The lychgate (built 1980s), a memorial to Richard Henry Pickering, a trustee of the church, who died in 1976. The gable roof has fibrous cement shingles, while the sides are half stuccoed brick and half carved timber. The open sides repeat the Gothic lancet arch.

== Heritage listing ==
St Matthews Anglican Church was listed on the Queensland Heritage Register on 21 October 1992 having satisfied the following criteria.

The place is important in demonstrating the evolution or pattern of Queensland's history.

St Matthew's Anglican Church, completed in 1869, is significant historically as one of the oldest parish churches in the Brisbane region, and the church and cemetery in particular are a significant creation of, and memorial to, the pioneer families of Grovely/Upper Kedron/Mitchelton. The 1917 hall is illustrative of the development of the area in the first two decades of the 20th century, culminating in St Matthew's becoming a parochial district in 1920.

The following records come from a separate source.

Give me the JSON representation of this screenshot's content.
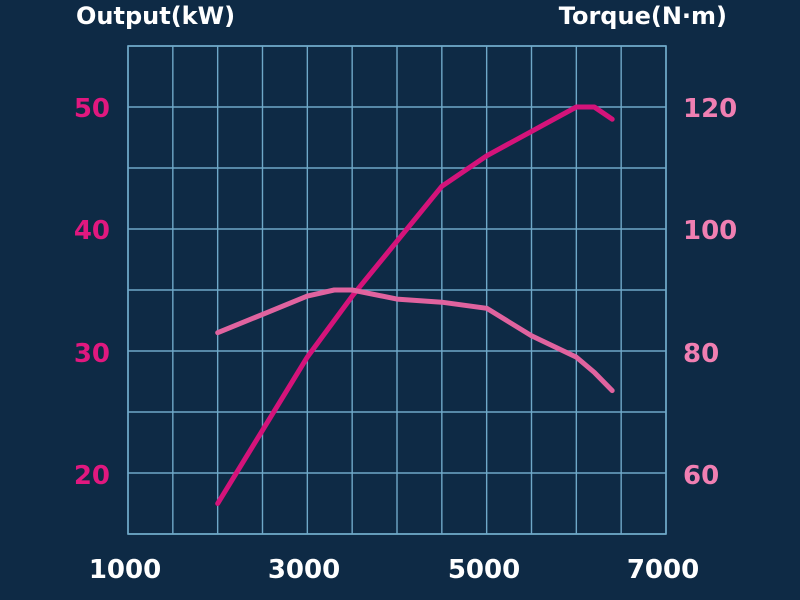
{
  "chart_data": {
    "type": "line",
    "title": "",
    "y_left_label": "Output(kW)",
    "y_right_label": "Torque(N·m)",
    "x_ticks": [
      "1000",
      "3000",
      "5000",
      "7000"
    ],
    "x_range": [
      1000,
      7000
    ],
    "y_left_range": [
      15,
      55
    ],
    "y_left_ticks": [
      "50",
      "40",
      "30",
      "20"
    ],
    "y_right_range": [
      50,
      130
    ],
    "y_right_ticks": [
      "120",
      "100",
      "80",
      "60"
    ],
    "grid": true,
    "series": [
      {
        "axis": "left",
        "color": "#d4137a",
        "x": [
          2000,
          2500,
          3000,
          3500,
          4000,
          4500,
          5000,
          5500,
          6000,
          6200,
          6400
        ],
        "y": [
          17.5,
          23.5,
          29.5,
          34.5,
          39,
          43.5,
          46,
          48,
          50,
          50,
          49
        ]
      },
      {
        "axis": "right",
        "color": "#e0639f",
        "x": [
          2000,
          2500,
          3000,
          3300,
          3500,
          4000,
          4500,
          5000,
          5500,
          6000,
          6200,
          6400
        ],
        "y": [
          83,
          86,
          89,
          90,
          90,
          88.5,
          88,
          87,
          82.5,
          79,
          76.5,
          73.5
        ]
      }
    ]
  },
  "colors": {
    "background": "#0e2a45",
    "grid": "#6fa8c8",
    "left_ticks": "#e0187f",
    "right_ticks": "#f07fb2"
  }
}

The place demonstrates rare, uncommon or endangered aspects of Queensland's cultural heritage.

St Matthew's Anglican Church is significant also as a rare Queensland example of an Anglican church group, comprising church, cemetery and hall, which is still privately owned and unconsecrated.

The place is important in demonstrating the principal characteristics of a particular class of cultural places.

The church remains substantially intact, with the original red cedar pews retained, and is significant in illustrating the principal characteristics of a small brick church of the late 1860s, comparatively few of which were constructed in Queensland.

The place is important because of its aesthetic significance.

The church is significant aesthetically for its picturesque quality and setting, simplicity of design and materials, and craftsmanship, and both church and cemetery command a significant townscape presence in the Mitchelton/Grovely area.

The place has a strong or special association with a particular community or cultural group for social, cultural or spiritual reasons.

St Matthew's Anglican Church has a special association for the Anglican congregation of the Grovely/Mitchelton area, which has worshipped at that church since 1869.